Non esiste una definizione giuridica di società a ristretta base sociale, né a base familiare.

Di norma si fa riferimento alla "ristrettezza" della composizione societaria che determina la formazione di un'unica volontà, tipica di un gruppo ridotto di soci o legato da altri vincoli, quali quelli, per esempio, familiari.

La legittimità o meno della presunta distribuzione, in capo ai soci, degli utili non contabilizzati da parte delle società a ristretta base societaria è, da anni, oggetto del dibattito giurisprudenziale e dottrinario.

L'automatica attribuzione pro quota del maggior reddito rideterminato in capo alla s.r.l., pur non trovando appunto alcun supporto legislativo, a differenza di quanto avviene nelle società di persone e nelle s.r.l., che optano per la trasparenza fiscale ex art. 116 TUIR, costituisce un principio riconosciuto dalla giurisprudenza che, in più occasioni, ha avuto modo di statuire la legittimità del concetto dell'utile extracontabile (Cass. n. 27778/2017; n. 5925/2015; n. 17984/2012; n. 12576/2012).

Automatismo e onere della prova

La giurisprudenza delle Commissioni di merito riconosce la facoltà del contribuente di fornire la prova che il maggior utile occultato non sia stato effettivamente distribuito, sia per ragioni legate all'estraneità del socio alla gestione amministrativa della società (CTR Puglia n. 40/11, CTR Toscana n. 396/2011) oppure per ragioni legate all'assenza di una concreta provvista finanziaria trasferibile alla sfera patrimoniale di quest'ultimo (cfr. Cass. n. 923/2016; n. 19013/16; n. 20806/13). Ed è proprio in relazione alla necessaria presenza di disponibilità finanziarie correlate al maggior reddito societario che la CTP Reggio Emilia, con sentenza n. 22/2018, si è pronunciata, precisando l'operatività della presunzione.

Le presunzioni

Si è in proposito anche di recente affermato che “nell'accertamento delle imposte sui redditi, nel caso di società di capitali a ristretta base partecipativa, è legittima la presunzione di attribuzione ai soci degli eventuali utili extracontabili accertati, rimanendo salva la facoltà per il contribuente di offrire la prova del fatto che i maggiori ricavi non siano stati fatti oggetto di distribuzione, ma siano stati, invece, accantonati dalla società, ovvero da essa reinvestiti, non essendo comunque a tal fine sufficiente la mera deduzione che l'esercizio sociale ufficiale si sia concluso con perdite contabili” (Cass. Civ. n. 18627/2018 (ord.); n. 15824/2016; Cass. n. 25468/2015).

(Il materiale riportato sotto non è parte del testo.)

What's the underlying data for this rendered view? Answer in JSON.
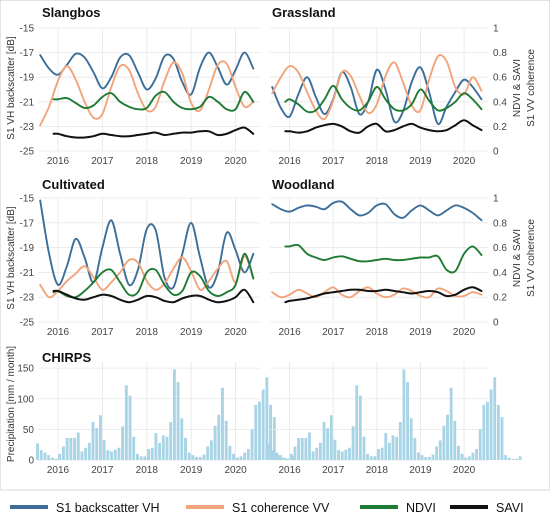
{
  "colors": {
    "s1_backscatter_vh": "#3c6e98",
    "s1_coherence_vv": "#f2a47b",
    "ndvi": "#1e7b34",
    "savi": "#111111",
    "precip_bar": "#a8d4e6"
  },
  "axis_labels": {
    "backscatter": "S1 VH backscatter [dB]",
    "ndvi_savi": "NDVI & SAVI",
    "coherence": "S1 VV coherence",
    "precip": "Precipitation [mm / month]"
  },
  "ticks": {
    "years": [
      "2016",
      "2017",
      "2018",
      "2019",
      "2020"
    ],
    "backscatter": [
      "-25",
      "-23",
      "-21",
      "-19",
      "-17",
      "-15"
    ],
    "right": [
      "0",
      "0.2",
      "0.4",
      "0.6",
      "0.8",
      "1"
    ],
    "precip": [
      "0",
      "50",
      "100",
      "150"
    ]
  },
  "legend": [
    "S1 backscatter VH",
    "S1 coherence VV",
    "NDVI",
    "SAVI"
  ],
  "chart_data": [
    {
      "type": "line",
      "title": "Slangbos",
      "ylabel": "S1 VH backscatter [dB]",
      "ylim": [
        -25,
        -15
      ],
      "y2label": "",
      "y2lim": [
        0,
        1
      ],
      "x": [
        2015.6,
        2015.8,
        2016.0,
        2016.2,
        2016.4,
        2016.6,
        2016.8,
        2017.0,
        2017.2,
        2017.4,
        2017.6,
        2017.8,
        2018.0,
        2018.2,
        2018.4,
        2018.6,
        2018.8,
        2019.0,
        2019.2,
        2019.4,
        2019.6,
        2019.8,
        2020.0,
        2020.2,
        2020.4
      ],
      "series": [
        {
          "name": "S1 backscatter VH",
          "axis": "left",
          "values": [
            -17.2,
            -18.3,
            -18.8,
            -18.0,
            -17.1,
            -17.4,
            -18.6,
            -19.9,
            -19.0,
            -17.4,
            -17.2,
            -18.6,
            -20.0,
            -19.1,
            -17.3,
            -17.5,
            -19.4,
            -20.4,
            -18.2,
            -17.0,
            -18.2,
            -19.6,
            -18.4,
            -17.0,
            -18.3
          ]
        },
        {
          "name": "S1 coherence VV",
          "axis": "right",
          "values": [
            0.21,
            0.36,
            0.57,
            0.69,
            0.58,
            0.4,
            0.27,
            0.3,
            0.52,
            0.69,
            0.66,
            0.47,
            0.33,
            0.36,
            0.57,
            0.72,
            0.63,
            0.39,
            0.33,
            0.5,
            0.7,
            0.71,
            0.52,
            0.36,
            0.4
          ]
        },
        {
          "name": "NDVI",
          "axis": "right",
          "x": [
            2015.9,
            2016.0,
            2016.2,
            2016.4,
            2016.6,
            2016.8,
            2017.0,
            2017.2,
            2017.4,
            2017.6,
            2017.8,
            2018.0,
            2018.2,
            2018.4,
            2018.6,
            2018.8,
            2019.0,
            2019.2,
            2019.4,
            2019.6,
            2019.8,
            2020.0,
            2020.2,
            2020.4
          ],
          "values": [
            0.42,
            0.42,
            0.43,
            0.39,
            0.35,
            0.37,
            0.44,
            0.47,
            0.4,
            0.36,
            0.34,
            0.35,
            0.45,
            0.48,
            0.4,
            0.35,
            0.34,
            0.36,
            0.44,
            0.4,
            0.34,
            0.34,
            0.48,
            0.4
          ]
        },
        {
          "name": "SAVI",
          "axis": "right",
          "x": [
            2015.9,
            2016.0,
            2016.2,
            2016.4,
            2016.6,
            2016.8,
            2017.0,
            2017.2,
            2017.4,
            2017.6,
            2017.8,
            2018.0,
            2018.2,
            2018.4,
            2018.6,
            2018.8,
            2019.0,
            2019.2,
            2019.4,
            2019.6,
            2019.8,
            2020.0,
            2020.2,
            2020.4
          ],
          "values": [
            0.14,
            0.14,
            0.12,
            0.11,
            0.11,
            0.12,
            0.14,
            0.13,
            0.12,
            0.12,
            0.13,
            0.14,
            0.15,
            0.13,
            0.14,
            0.15,
            0.15,
            0.16,
            0.16,
            0.13,
            0.14,
            0.17,
            0.19,
            0.14
          ]
        }
      ]
    },
    {
      "type": "line",
      "title": "Grassland",
      "ylabel": "",
      "ylim": [
        -25,
        -15
      ],
      "y2label": "NDVI & SAVI / S1 VV coherence",
      "y2lim": [
        0,
        1
      ],
      "x": [
        2015.6,
        2015.8,
        2016.0,
        2016.2,
        2016.4,
        2016.6,
        2016.8,
        2017.0,
        2017.2,
        2017.4,
        2017.6,
        2017.8,
        2018.0,
        2018.2,
        2018.4,
        2018.6,
        2018.8,
        2019.0,
        2019.2,
        2019.4,
        2019.6,
        2019.8,
        2020.0,
        2020.2,
        2020.4
      ],
      "series": [
        {
          "name": "S1 backscatter VH",
          "axis": "left",
          "values": [
            -19.8,
            -21.5,
            -22.2,
            -20.4,
            -19.0,
            -20.6,
            -22.0,
            -20.8,
            -18.6,
            -19.8,
            -22.0,
            -21.0,
            -18.4,
            -20.0,
            -22.6,
            -21.8,
            -19.4,
            -18.2,
            -20.2,
            -22.8,
            -21.4,
            -20.2,
            -19.2,
            -19.8,
            -20.8
          ]
        },
        {
          "name": "S1 coherence VV",
          "axis": "right",
          "values": [
            0.47,
            0.6,
            0.69,
            0.64,
            0.48,
            0.33,
            0.26,
            0.41,
            0.64,
            0.61,
            0.45,
            0.31,
            0.38,
            0.61,
            0.72,
            0.56,
            0.37,
            0.33,
            0.58,
            0.77,
            0.73,
            0.52,
            0.46,
            0.6,
            0.49
          ]
        },
        {
          "name": "NDVI",
          "axis": "right",
          "x": [
            2015.9,
            2016.0,
            2016.2,
            2016.4,
            2016.6,
            2016.8,
            2017.0,
            2017.2,
            2017.4,
            2017.6,
            2017.8,
            2018.0,
            2018.2,
            2018.4,
            2018.6,
            2018.8,
            2019.0,
            2019.2,
            2019.4,
            2019.6,
            2019.8,
            2020.0,
            2020.2,
            2020.4
          ],
          "values": [
            0.4,
            0.42,
            0.38,
            0.32,
            0.33,
            0.42,
            0.53,
            0.42,
            0.35,
            0.33,
            0.4,
            0.52,
            0.42,
            0.34,
            0.33,
            0.38,
            0.5,
            0.41,
            0.33,
            0.35,
            0.4,
            0.47,
            0.42,
            0.34
          ]
        },
        {
          "name": "SAVI",
          "axis": "right",
          "x": [
            2015.9,
            2016.0,
            2016.2,
            2016.4,
            2016.6,
            2016.8,
            2017.0,
            2017.2,
            2017.4,
            2017.6,
            2017.8,
            2018.0,
            2018.2,
            2018.4,
            2018.6,
            2018.8,
            2019.0,
            2019.2,
            2019.4,
            2019.6,
            2019.8,
            2020.0,
            2020.2,
            2020.4
          ],
          "values": [
            0.16,
            0.16,
            0.15,
            0.16,
            0.19,
            0.21,
            0.22,
            0.2,
            0.16,
            0.15,
            0.2,
            0.22,
            0.16,
            0.17,
            0.2,
            0.22,
            0.19,
            0.17,
            0.16,
            0.17,
            0.21,
            0.25,
            0.21,
            0.17
          ]
        }
      ]
    },
    {
      "type": "line",
      "title": "Cultivated",
      "ylabel": "S1 VH backscatter [dB]",
      "ylim": [
        -25,
        -15
      ],
      "y2label": "",
      "y2lim": [
        0,
        1
      ],
      "x": [
        2015.6,
        2015.8,
        2016.0,
        2016.2,
        2016.4,
        2016.6,
        2016.8,
        2017.0,
        2017.2,
        2017.4,
        2017.6,
        2017.8,
        2018.0,
        2018.2,
        2018.4,
        2018.6,
        2018.8,
        2019.0,
        2019.2,
        2019.4,
        2019.6,
        2019.8,
        2020.0,
        2020.2,
        2020.4
      ],
      "series": [
        {
          "name": "S1 backscatter VH",
          "axis": "left",
          "values": [
            -15.2,
            -19.5,
            -22.0,
            -20.5,
            -18.3,
            -19.8,
            -21.8,
            -19.0,
            -16.8,
            -19.5,
            -22.0,
            -20.8,
            -17.5,
            -17.6,
            -21.4,
            -22.2,
            -19.5,
            -17.0,
            -19.8,
            -22.2,
            -21.0,
            -17.8,
            -19.2,
            -21.0,
            -19.5
          ]
        },
        {
          "name": "S1 coherence VV",
          "axis": "right",
          "values": [
            0.3,
            0.2,
            0.25,
            0.33,
            0.39,
            0.45,
            0.36,
            0.26,
            0.32,
            0.4,
            0.5,
            0.48,
            0.33,
            0.26,
            0.31,
            0.43,
            0.52,
            0.41,
            0.26,
            0.33,
            0.43,
            0.49,
            0.32,
            0.53,
            0.36
          ]
        },
        {
          "name": "NDVI",
          "axis": "right",
          "x": [
            2015.9,
            2016.0,
            2016.2,
            2016.4,
            2016.6,
            2016.8,
            2017.0,
            2017.2,
            2017.4,
            2017.6,
            2017.8,
            2018.0,
            2018.2,
            2018.4,
            2018.6,
            2018.8,
            2019.0,
            2019.2,
            2019.4,
            2019.6,
            2019.8,
            2020.0,
            2020.2,
            2020.4
          ],
          "values": [
            0.24,
            0.25,
            0.21,
            0.2,
            0.25,
            0.32,
            0.4,
            0.42,
            0.32,
            0.22,
            0.24,
            0.4,
            0.42,
            0.3,
            0.22,
            0.25,
            0.4,
            0.37,
            0.25,
            0.21,
            0.24,
            0.3,
            0.55,
            0.35
          ]
        },
        {
          "name": "SAVI",
          "axis": "right",
          "x": [
            2015.9,
            2016.0,
            2016.2,
            2016.4,
            2016.6,
            2016.8,
            2017.0,
            2017.2,
            2017.4,
            2017.6,
            2017.8,
            2018.0,
            2018.2,
            2018.4,
            2018.6,
            2018.8,
            2019.0,
            2019.2,
            2019.4,
            2019.6,
            2019.8,
            2020.0,
            2020.2,
            2020.4
          ],
          "values": [
            0.25,
            0.25,
            0.22,
            0.19,
            0.18,
            0.2,
            0.22,
            0.21,
            0.18,
            0.16,
            0.18,
            0.21,
            0.2,
            0.17,
            0.16,
            0.19,
            0.21,
            0.21,
            0.18,
            0.16,
            0.17,
            0.2,
            0.26,
            0.16
          ]
        }
      ]
    },
    {
      "type": "line",
      "title": "Woodland",
      "ylabel": "",
      "ylim": [
        -25,
        -15
      ],
      "y2label": "NDVI & SAVI / S1 VV coherence",
      "y2lim": [
        0,
        1
      ],
      "x": [
        2015.6,
        2015.8,
        2016.0,
        2016.2,
        2016.4,
        2016.6,
        2016.8,
        2017.0,
        2017.2,
        2017.4,
        2017.6,
        2017.8,
        2018.0,
        2018.2,
        2018.4,
        2018.6,
        2018.8,
        2019.0,
        2019.2,
        2019.4,
        2019.6,
        2019.8,
        2020.0,
        2020.2,
        2020.4
      ],
      "series": [
        {
          "name": "S1 backscatter VH",
          "axis": "left",
          "values": [
            -15.5,
            -15.9,
            -16.1,
            -15.8,
            -15.6,
            -15.7,
            -15.9,
            -15.4,
            -15.3,
            -15.9,
            -16.4,
            -16.2,
            -15.6,
            -15.5,
            -16.3,
            -16.6,
            -16.0,
            -15.6,
            -16.0,
            -16.4,
            -16.0,
            -15.6,
            -15.8,
            -16.2,
            -16.8
          ]
        },
        {
          "name": "S1 coherence VV",
          "axis": "right",
          "values": [
            0.24,
            0.2,
            0.22,
            0.26,
            0.23,
            0.2,
            0.24,
            0.28,
            0.22,
            0.2,
            0.25,
            0.28,
            0.23,
            0.2,
            0.22,
            0.27,
            0.25,
            0.21,
            0.2,
            0.27,
            0.25,
            0.21,
            0.21,
            0.24,
            0.22
          ]
        },
        {
          "name": "NDVI",
          "axis": "right",
          "x": [
            2015.9,
            2016.0,
            2016.2,
            2016.4,
            2016.6,
            2016.8,
            2017.0,
            2017.2,
            2017.4,
            2017.6,
            2017.8,
            2018.0,
            2018.2,
            2018.4,
            2018.6,
            2018.8,
            2019.0,
            2019.2,
            2019.4,
            2019.6,
            2019.8,
            2020.0,
            2020.2,
            2020.4
          ],
          "values": [
            0.61,
            0.61,
            0.62,
            0.55,
            0.52,
            0.5,
            0.52,
            0.53,
            0.51,
            0.49,
            0.49,
            0.5,
            0.51,
            0.5,
            0.5,
            0.51,
            0.52,
            0.52,
            0.53,
            0.42,
            0.41,
            0.55,
            0.61,
            0.54
          ]
        },
        {
          "name": "SAVI",
          "axis": "right",
          "x": [
            2015.9,
            2016.0,
            2016.2,
            2016.4,
            2016.6,
            2016.8,
            2017.0,
            2017.2,
            2017.4,
            2017.6,
            2017.8,
            2018.0,
            2018.2,
            2018.4,
            2018.6,
            2018.8,
            2019.0,
            2019.2,
            2019.4,
            2019.6,
            2019.8,
            2020.0,
            2020.2,
            2020.4
          ],
          "values": [
            0.16,
            0.17,
            0.18,
            0.19,
            0.21,
            0.23,
            0.24,
            0.25,
            0.26,
            0.26,
            0.25,
            0.25,
            0.26,
            0.25,
            0.24,
            0.23,
            0.24,
            0.25,
            0.24,
            0.21,
            0.22,
            0.26,
            0.28,
            0.25
          ]
        }
      ]
    },
    {
      "type": "bar",
      "title": "CHIRPS",
      "ylabel": "Precipitation [mm / month]",
      "ylim": [
        0,
        160
      ],
      "x_start": 2015.54,
      "x_step": 0.0833,
      "values": [
        27,
        16,
        12,
        8,
        4,
        2,
        10,
        22,
        36,
        36,
        36,
        45,
        14,
        20,
        28,
        62,
        52,
        73,
        33,
        16,
        14,
        17,
        20,
        55,
        122,
        105,
        38,
        10,
        6,
        6,
        18,
        20,
        44,
        28,
        40,
        38,
        62,
        148,
        127,
        68,
        36,
        12,
        8,
        5,
        5,
        9,
        22,
        32,
        56,
        74,
        118,
        64,
        23,
        10,
        4,
        6,
        12,
        18,
        50,
        90,
        95,
        115,
        135,
        90,
        70,
        8,
        4,
        2,
        2,
        6
      ]
    },
    {
      "type": "bar",
      "title": "",
      "ylabel": "",
      "ylim": [
        0,
        160
      ],
      "x_start": 2015.54,
      "x_step": 0.0833,
      "values": [
        27,
        16,
        12,
        8,
        4,
        2,
        10,
        22,
        36,
        36,
        36,
        45,
        14,
        20,
        28,
        62,
        52,
        73,
        33,
        16,
        14,
        17,
        20,
        55,
        122,
        105,
        38,
        10,
        6,
        6,
        18,
        20,
        44,
        28,
        40,
        38,
        62,
        148,
        127,
        68,
        36,
        12,
        8,
        5,
        5,
        9,
        22,
        32,
        56,
        74,
        118,
        64,
        23,
        10,
        4,
        6,
        12,
        18,
        50,
        90,
        95,
        115,
        135,
        90,
        70,
        8,
        4,
        2,
        2,
        6
      ]
    }
  ]
}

Soltanto nelle ipotesi di accertamento di ricavi in “nero" la presunzione semplice assume de plano i requisiti di gravità, precisione e concordanza prescritti dalle norme di legge (art. 2427 c.c.; art. 39, comma 1, lett. d). d.P.R. n. 600/1973), potendo gli elementi positivi di reddito occultati tramutarsi in reddito di capitale rilevante ex art. 47 TUIR. ln virtù di tale presunzione, l'Amministrazione finanziaria, in parallelo all'emissione dell'atto di rettifica dell'imponibile nei confronti della s.r.l., avvia un accertamento complementare nei confronti dei rispettivi soci, imputando a questi l'utile extrabilancio non dichiarato dalla società. Tale ricostruzione presuntiva, del quale l'accertamento sulla società costituisce antecedente logico, trae spunto dal vincolo di solidarietà e reciproco controllo che lega i soci delle piccole s.r.l. partecipate da un numero limitato di soggetti. Il ragionamento induttivo si fonda sul fatto che, in tali realtà aziendali, si può ritenere che i maggiori utili non dichiarati vengano distribuiti a ciascun socio in misura proporzionale alle quote di partecipazione da questi detenute. La Cassazione è ferma nel ritenere che è legittima la presunzione di attribuzione ai soci degli eventuali utili extracontabili accertati, rimanendo salva la facoltà del contribuente di offrire la prova del fatto che i maggiori ricavi non sono stati distribuiti, ma accantonati dalla società, ovvero da essa reinvestiti (Cass. n. 5076/2011; n. 9519/09 e n. 64/2003; nonché Cass. n. 6780/2003; n. 7564/2003; n. 16885/2003; n. 18640/208; n.8954/13). A questa tendenza si è allineata la maggior parte della giurisprudenza di merito (CTR Emilia Romagna, n. 965/11/17). Il principio è stato completato precisandosi che la presunzione di distribuzione degli utili extra-bilancio può essere vinta con la dimostrazione della propria estraneità alla gestione e conduzione societaria (Cass. n.1932/2016; n. 17461/2017; n. 26873/2016) attraverso un ragionamento deduttivo del giudice di merito incensurabile in Cassazione sotto il profilo della violazione di legge. (Cass. n. 18042/18).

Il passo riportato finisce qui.